The numbers are a big increase on last year when 715 women attempted self-immolation - a fifth of them dying of their injuries. Much fewer but, nonetheless, an increasing number of local women try to kill themselves by taking drugs or poison: 80 in 204 rising to 210 the following year.



Zainab Osman, 34, is tired of life. She works from dawn to dusk, doing all the housework, caring for her three children and tending to sixty sheep on the family farm in Taza, 90 kilometres southeast of Sulaimaniyah.



Her husband offers no help at all, instead only compounding Zainab troubles. “He thinks I am an animal. He wants me only for sex and for taking care of the sheep. Whenever I disobey him, he starts hitting me,” she said.



She feels so desperate that she’s twice tried to poison herself with pesticides. “I wanted to scare my husband, so he would not hurt me again,” she said.



Sameera Hassan, a social researcher on women’s affairs at New Life, an NGO that tries to educate women and to promote women’s rights, said one of the main factors driving them to suicide is physical violence. “Many women are beaten and humiliated by their men,” she said.



Another common reason especially for young women is forced marriage. Sameera Muhammed, a social researcher from Sulaimaniyah, said, “They are prevented from doing what they want, especially in choosing their future spouse. Those girls are educated, but their relatives often still adhere to old social traditions.”



Many women seem to see no other way out because they are afraid to talk to anyone about their problems. In the more conservative rural areas where tribal traditions are still strong, it is considered a shame to share marital difficulties with people from outside the family. In these traditional families, divorce is not an option for the women.



Nigar Kamal, a university student, took a drug overdose after her father hit her for wearing short skirts. She recovered, but then later set herself on fire to protest against the restrictions imposed on her. Again she escaped death, and refused to change the way she dressed. Relatives accused her of having loose morals, and her father began beating her once more. “People cannot accept change here,” she said, “Especially if women want to change things, for example their clothes.”



Unable to turn to other members of their family for help, Nigar and her like also have little prospect of getting specialist counseling, as few psychologists or psychiatrists are prepared to deal with such cases. And most women are too embarrassed and shy to seek such assistance.



Domestic violence victim Nashmeel Abdullah, 43, is one of the few who’ve tried to get outside help, but her experience is discouraging. "Psychiatrists throw you in a dirty hospital. That is why no one dares to go," she said, adding that women also fear being stigmatised. "If you go to psychiatrist, people say you went mad."

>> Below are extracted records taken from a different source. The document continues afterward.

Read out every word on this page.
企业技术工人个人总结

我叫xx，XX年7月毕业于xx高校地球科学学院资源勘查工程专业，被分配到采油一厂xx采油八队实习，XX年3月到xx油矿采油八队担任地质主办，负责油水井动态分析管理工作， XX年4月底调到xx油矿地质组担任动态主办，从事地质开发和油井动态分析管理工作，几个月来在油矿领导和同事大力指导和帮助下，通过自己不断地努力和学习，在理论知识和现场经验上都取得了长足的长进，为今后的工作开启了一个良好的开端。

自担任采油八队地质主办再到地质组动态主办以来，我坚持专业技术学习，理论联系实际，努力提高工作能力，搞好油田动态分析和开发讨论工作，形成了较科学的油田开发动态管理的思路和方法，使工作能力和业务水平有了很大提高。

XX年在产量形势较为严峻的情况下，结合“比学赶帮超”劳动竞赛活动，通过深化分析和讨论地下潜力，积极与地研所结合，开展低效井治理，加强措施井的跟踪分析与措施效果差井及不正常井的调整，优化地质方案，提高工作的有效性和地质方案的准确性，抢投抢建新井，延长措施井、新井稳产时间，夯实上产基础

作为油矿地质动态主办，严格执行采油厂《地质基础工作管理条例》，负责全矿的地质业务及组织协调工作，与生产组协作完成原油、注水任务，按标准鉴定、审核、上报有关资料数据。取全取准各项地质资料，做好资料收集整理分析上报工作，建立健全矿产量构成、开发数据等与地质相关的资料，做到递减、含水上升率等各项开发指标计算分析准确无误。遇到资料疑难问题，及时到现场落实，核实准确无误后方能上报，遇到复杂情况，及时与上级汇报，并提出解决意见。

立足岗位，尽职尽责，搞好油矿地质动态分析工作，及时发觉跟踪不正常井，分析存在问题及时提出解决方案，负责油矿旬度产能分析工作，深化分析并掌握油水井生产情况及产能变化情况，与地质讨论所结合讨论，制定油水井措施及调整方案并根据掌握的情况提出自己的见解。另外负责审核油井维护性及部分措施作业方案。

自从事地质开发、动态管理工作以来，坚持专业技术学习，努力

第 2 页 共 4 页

The concept of shame and honour is so powerful in this part of the world that women who’ve attempted suicide often dare not speak of their ordeal. Family members accompanying them to hospital say they’ve had accidents, but doctors are able to distinguish whether a patient has burned herself deliberately or accidentally.

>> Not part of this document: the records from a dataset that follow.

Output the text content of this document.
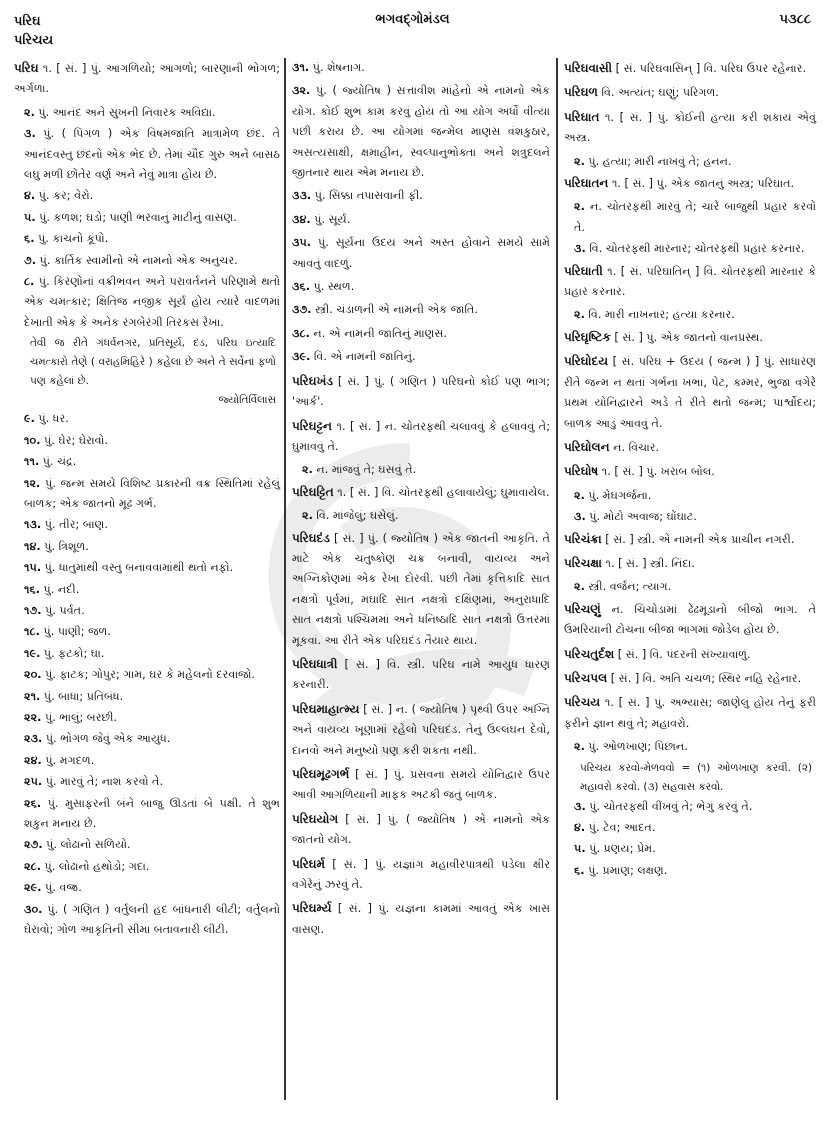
પરિઘ
પરિચય
ભગવદ્ગોમંડલ	૫૩૮૮
પરિઘ ૧. [ સં. ] પું. આગળિયો; આગળો; બારણાની ભોગળ; અર્ગળા.
૨. પું. આનંદ અને સુખની નિવારક અવિદ્યા.
૩. પું. ( પિંગળ ) એક વિષમજાતિ માત્રામેળ છંદ. તે આનંદવસ્તુ છંદનો એક ભેદ છે. તેમાં ચૌદ ગુરુ અને બાસઠ લઘુ મળી છોંતેર વર્ણ અને નેવું માત્રા હોય છે.
૪. પું. કર; વેરો.
૫. પું. કળશ; ઘડો; પાણી ભરવાનું માટીનું વાસણ.
૬. પું. કાચનો કૂંપો.
૭. પું. કાર્તિક સ્વામીનો એ નામનો એક અનુચર.
૮. પું. કિરણોનાં વક્રીભવન અને પરાવર્તનને પરિણામે થતો એક ચમત્કાર; ક્ષિતિજ નજીક સૂર્ય હોય ત્યારે વાદળમાં દેખાતી એક કે અનેક રંગબેરંગી તિરકસ રેખા.
તેવી જ રીતે ગંધર્વનગર, પ્રતિસૂર્ય, દંડ, પરિઘ ઇત્યાદિ ચમત્કારો તેણે ( વરાહમિહિરે ) કહેલા છે અને તે સર્વેનાં ફળો પણ કહેલાં છે.
જ્યોતિર્વિલાસ
૯. પું. ધર.
૧૦. પું. ઘેર; ઘેરાવો.
૧૧. પું. ચંદ્ર.
૧૨. પું. જન્મ સમયે વિશિષ્ટ પ્રકારની વક્ર સ્થિતિમાં રહેલું બાળક; એક જાતનો મૂઢ ગર્ભ.
૧૩. પું. તીર; બાણ.
૧૪. પું. ત્રિશૂળ.
૧૫. પું. ધાતુમાંથી વસ્તુ બનાવવામાંથી થતો નફો.
૧૬. પું. નદી.
૧૭. પું. પર્વત.
૧૮. પું. પાણી; જળ.
૧૯. પું. ફટકો; ઘા.
૨૦. પું. ફાટક; ગોપુર; ગામ, ઘર કે મહેલનો દરવાજો.
૨૧. પું. બાધા; પ્રતિબંધ.
૨૨. પું. ભાલું; બરછી.
૨૩. પું. ભોગળ જેવું એક આયુધ.
૨૪. પું. મગદળ.
૨૫. પું. મારવું તે; નાશ કરવો તે.
૨૬. પું. મુસાફરની બંને બાજુ ઊડતાં બે પક્ષી. તે શુભ શકુન મનાય છે.
૨૭. પું. લોઢાનો સળિયો.
૨૮. પું. લોઢાનો હથોડો; ગદા.
૨૯. પું. વજ્ર.
૩૦. પું. ( ગણિત ) વર્તુલની હદ બાંધનારી લીટી; વર્તુલનો ઘેરાવો; ગોળ આકૃતિની સીમા બતાવનારી લીટી.
૩૧. પું. શેષનાગ.
૩૨. પું. ( જ્યોતિષ ) સત્તાવીશ માંહેનો એ નામનો એક યોગ. કોઈ શુભ કામ કરવું હોય તો આ યોગ અર્ધો વીત્યા પછી કરાય છે. આ યોગમાં જન્મેલ માણસ વંશકુઠાર, અસત્યસાક્ષી, ક્ષમાહીન, સ્વલ્પાનુભોક્તા અને શત્રુદલને જીતનાર થાય એમ મનાય છે.
૩૩. પું. સિક્કા તપાસવાની ફી.
૩૪. પું. સૂર્ય.
૩૫. પું. સૂર્યના ઉદય અને અસ્ત હોવાને સમયે સામે આવતું વાદળું.
૩૬. પું. સ્થળ.
૩૭. સ્ત્રી. ચંડાળની એ નામની એક જાતિ.
૩૮. ન. એ નામની જાતિનું માણસ.
૩૯. વિ. એ નામની જાતિનું.
પરિઘખંડ [ સં. ] પું. ( ગણિત ) પરિઘનો કોઈ પણ ભાગ; 'આર્ક'.
પરિઘટ્ટન ૧. [ સં. ] ન. ચોતરફથી ચલાવવું કે હલાવવું તે; ઘુમાવવું તે.
૨. ન. માંજવું તે; ઘસવું તે.
પરિઘટ્ટિત ૧. [ સં. ] વિ. ચોતરફથી હલાવાયેલું; ઘુમાવાયેલ.
૨. વિ. માંજેલું; ઘસેલું.
પરિઘદંડ [ સં. ] પું. ( જ્યોતિષ ) એક જાતની આકૃતિ. તે માટે એક ચતુષ્કોણ ચક્ર બનાવી, વાયવ્ય અને અગ્નિકોણમાં એક રેખા દોરવી. પછી તેમાં કૃત્તિકાદિ સાત નક્ષત્રો પૂર્વમાં, મઘાદિ સાત નક્ષત્રો દક્ષિણમાં, અનુરાધાદિ સાત નક્ષત્રો પશ્ચિમમાં અને ધનિષ્ઠાદિ સાત નક્ષત્રો ઉત્તરમાં મૂકવાં. આ રીતે એક પરિઘદંડ તૈયાર થાય.
પરિઘધાત્રી [ સં. ] વિ. સ્ત્રી. પરિઘ નામે આયુધ ધારણ કરનારી.
પરિઘમાહાત્મ્ય [ સં. ] ન. ( જ્યોતિષ ) પૃથ્વી ઉપર અગ્નિ અને વાયવ્ય ખૂણામાં રહેલો પરિઘદંડ. તેનું ઉલ્લંઘન દેવો, દાનવો અને મનુષ્યો પણ કરી શકતા નથી.
પરિઘમૂઢગર્ભ [ સં. ] પું. પ્રસવના સમયે યોનિદ્વાર ઉપર આવી આગળિયાની માફક અટકી જતું બાળક.
પરિઘયોગ [ સં. ] પું. ( જ્યોતિષ ) એ નામનો એક જાતનો યોગ.
પરિઘર્મ [ સં. ] પું. યજ્ઞાંગ મહાવીરપાત્રથી પડેલા ક્ષીર વગેરેનું ઝરવું તે.
પરિઘર્મ્ય [ સં. ] પું. યજ્ઞના કામમાં આવતું એક ખાસ વાસણ.
પરિઘવાસી [ સં. પરિઘવાસિન્ ] વિ. પરિઘ ઉપર રહેનાર.
પરિઘળ વિ. અત્યંત; ઘણું; પરિગળ.
પરિઘાત ૧. [ સં. ] પું. કોઈની હત્યા કરી શકાય એવું અસ્ત્ર.
૨. પું. હત્યા; મારી નાખવું તે; હનન.
પરિઘાતન ૧. [ સં. ] પું. એક જાતનું અસ્ત્ર; પરિઘાત.
૨. ન. ચોતરફથી મારવું તે; ચારે બાજુથી પ્રહાર કરવો તે.
૩. વિ. ચોતરફથી મારનાર; ચોતરફથી પ્રહાર કરનાર.
પરિઘાતી ૧. [ સં. પરિઘાતિન્ ] વિ. ચોતરફથી મારનાર કે પ્રહાર કરનાર.
૨. વિ. મારી નાખનાર; હત્યા કરનાર.
પરિઘૃષ્ટિક [ સં. ] પું. એક જાતનો વાનપ્રસ્થ.
પરિઘોદય [ સં. પરિઘ + ઉદય ( જન્મ ) ] પું. સાધારણ રીતે જન્મ ન થતાં ગર્ભના ખભા, પેટ, કમ્મર, ભુજા વગેરે પ્રથમ યોનિદ્વારને અડે તે રીતે થતો જન્મ; પાર્શ્વોદય; બાળક આડું આવવું તે.
પરિઘોલન ન. વિચાર.
પરિઘોષ ૧. [ સં. ] પું. ખરાબ બોલ.
૨. પું. મેઘગર્જના.
૩. પું. મોટો અવાજ; ઘોંઘાટ.
પરિચંક્રા [ સં. ] સ્ત્રી. એ નામની એક પ્રાચીન નગરી.
પરિચક્ષા ૧. [ સં. ] સ્ત્રી. નિંદા.
૨. સ્ત્રી. વર્જન; ત્યાગ.
પરિચણું ન. ચિચોડામાં ઢેંઢમૂડાનો બીજો ભાગ. તે ઉમરિયાની ટોચના બીજા ભાગમાં જોડેલ હોય છે.
પરિચતુર્દશ [ સં. ] વિ. પંદરની સંખ્યાવાળું.
પરિચપલ [ સં. ] વિ. અતિ ચંચળ; સ્થિર નહિ રહેનાર.
પરિચય ૧. [ સં. ] પું. અભ્યાસ; જાણેલું હોય તેનું ફરી ફરીને જ્ઞાન થવું તે; મહાવરો.
૨. પું. ઓળખાણ; પિછાન.
પરિચય કરવો-મેળવવો = (૧) ઓળખાણ કરવી. (૨) મહાવરો કરવો. (૩) સહવાસ કરવો.
૩. પું. ચોતરફથી વીંખવું તે; ભેગું કરવું તે.
૪. પું. ટેવ; આદત.
૫. પું. પ્રણય; પ્રેમ.
૬. પું. પ્રમાણ; લક્ષણ.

Traces of kerosene on the upper part of the body are a strong indication of self-immolation, said a doctor at Sulaimaniyah Emergency Hospital who declined to give his name. Sometimes, patients tell doctors and nurses the truth, he said, but they would not notify the police fearful members of their family might be arrested.

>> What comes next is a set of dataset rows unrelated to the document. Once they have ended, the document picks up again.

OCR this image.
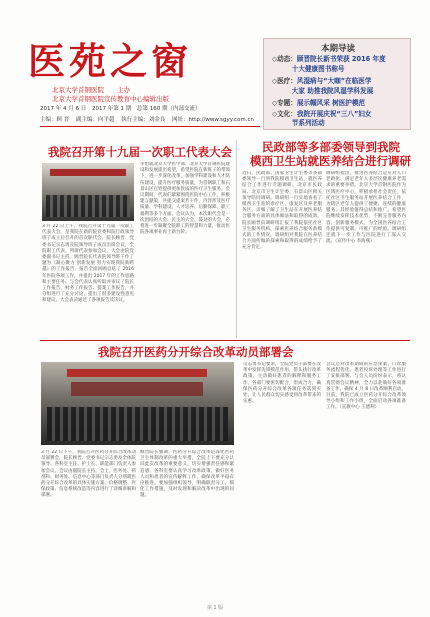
医苑之窗
北京大学首钢医院　　主办
北京大学首钢医院宣传教育中心编辑出版
2017 年 4 月 6 日 2017 年第 1 期 总第 160 期（内部交流）
主编：顾 晋 副主编：向平超 执行主编：刘金良 网址：http://www.sgyy.com.cn
本期导读
◇动态：顾晋院长新书荣获 2016 年度
　　　十大健康图书称号
◇医疗：风湿病与“大咖”在临医学
　　　大家 助推我院风湿学科发展
◇专题：展示帼风采 树医护模范
◇文化：我院开展庆祝“三八”妇女
　　　节系列活动
我院召开第十九届一次职工代表大会
3 月 22 日上午，我院召开第十九届一次职工代表大会，是我院在新的院党委和院行政领导班子成立后召开的首次职代会。院长顾晋、党委书记宗志勇及院领导班子成员出席会议，全院职工代表、列席代表参加会议。大会由院党委副书记主持。顾晋院长代表院领导班子作了题为《凝心聚力 创新发展 努力实现我院新跨越》的工作报告，报告全面回顾总结了 2016 年医院各项工作，并提出 2017 年的工作思路和主要任务。与会代表认真听取并审议了院长工作报告、财务工作报告、提案工作报告，并分组进行了充分讨论，提出了很多建设性意见和建议。大会表决通过了各项报告及决议。
李怡就北京大学医学部、北京大学首钢医院建设和发展提出希望，希望医院在新班子的带领下，进一步深化改革，加强学科建设和人才队伍建设，提升医疗服务质量，为首钢职工和石景山区百姓提供更加优质的医疗卫生服务。会议期间，代表们紧紧围绕医院中心工作，积极建言献策，共提交提案若干件，内容涉及医疗质量、学科建设、人才培养、后勤保障、职工福利等多个方面。会议认为，本次职代会是一次团结的大会、民主的大会、鼓劲的大会，必将进一步凝聚全院职工的智慧和力量，推动医院各项事业再上新台阶。
民政部等多部委领导到我院
模西卫生站就医养结合进行调研
近日，民政部、国家卫生计生委等多部委领导一行到我院模西卫生站，就医养结合工作进行专题调研。北京市民政局、北京市卫生计生委、石景山区相关领导陪同调研。调研组一行实地查看了模西卫生站的诊疗区、康复区及养老服务区，详细了解了卫生站在开展医养结合服务方面的具体做法和取得的成效。院长顾晋向调研组汇报了我院依托社区卫生服务机构，探索医养结合服务新模式的工作情况。调研组对我院在医养结合方面所做的探索和取得的成绩给予了充分肯定。
调研组指出，推进医养结合是应对人口老龄化、满足老年人多层次健康养老需求的重要举措。北京大学首钢医院作为区域医疗中心，积极承担社会责任，依托社区卫生服务站开展医养结合工作，为辖区老年人提供了便捷、连续的健康服务，其经验值得总结和推广。希望医院继续发挥技术优势，不断完善服务内容，创新服务模式，为全国医养结合工作提供可复制、可推广的经验。调研组还就下一步工作与医院进行了深入交流。（宣传中心 李海燕）
我院召开医药分开综合改革动员部署会
宗志勇书记要求，全院党员干部要在改革中发挥先锋模范作用，带头执行改革政策，主动做好患者的解释和服务工作。各部门要密切配合，形成合力，确保医药分开综合改革各项任务落到实处，让人民群众切实感受到改革带来的实惠。
会议还对改革期间的应急预案、门诊服务流程优化、患者投诉处理等工作进行了安排部署。与会人员纷纷表示，将认真贯彻会议精神，全力以赴做好各项准备工作，确保 4 月 8 日改革顺利启动。目前，我院已成立医药分开综合改革领导小组和工作小组，全面启动各项准备工作。（宣教中心 王德利）
3 月 22 日下午，我院召开医药分开综合改革动员部署会，院长顾晋、党委书记宗志勇及全体院领导、各科室主任、护士长、职能部门负责人参加会议。会议由副院长主持。会上，医务处、药剂科、财务处、信息中心等部门负责人分别就医药分开综合改革的具体实施方案、价格调整、医保政策、信息系统改造等内容进行了详细讲解和部署。
顾晋院长强调，医药分开综合改革是深化医药卫生体制改革的重大举措，全院上下要充分认识此次改革的重要意义，切实增强责任感和紧迫感。各科室要认真学习改革政策，做好医务人员和患者的宣传解释工作，确保改革平稳有序推进。要加强组织领导，明确职责分工，细化工作措施，及时发现和解决改革中出现的问题。
第 1 版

Pakhshan regrets what she did to herself and hopes that one day she will “look like I did before”.



"I call on all women not to even think about setting themselves alight because a deformed face and body is worse than death,” she said.



In attempt to deter women from resorting to self-immolation, several Kurdish NGOs run education campaigns about dealing with domestic violence. The Hataw (sunlight) organisation, for instance, prepares regular radio dramas on the subject. Aso Ibraheem, the head of Hataw, knows it is a problem that will not go away overnight. “Ours is a long-term project,” he said.



Amanj Khalil is an IWPR contributor in Sulaimaniyah.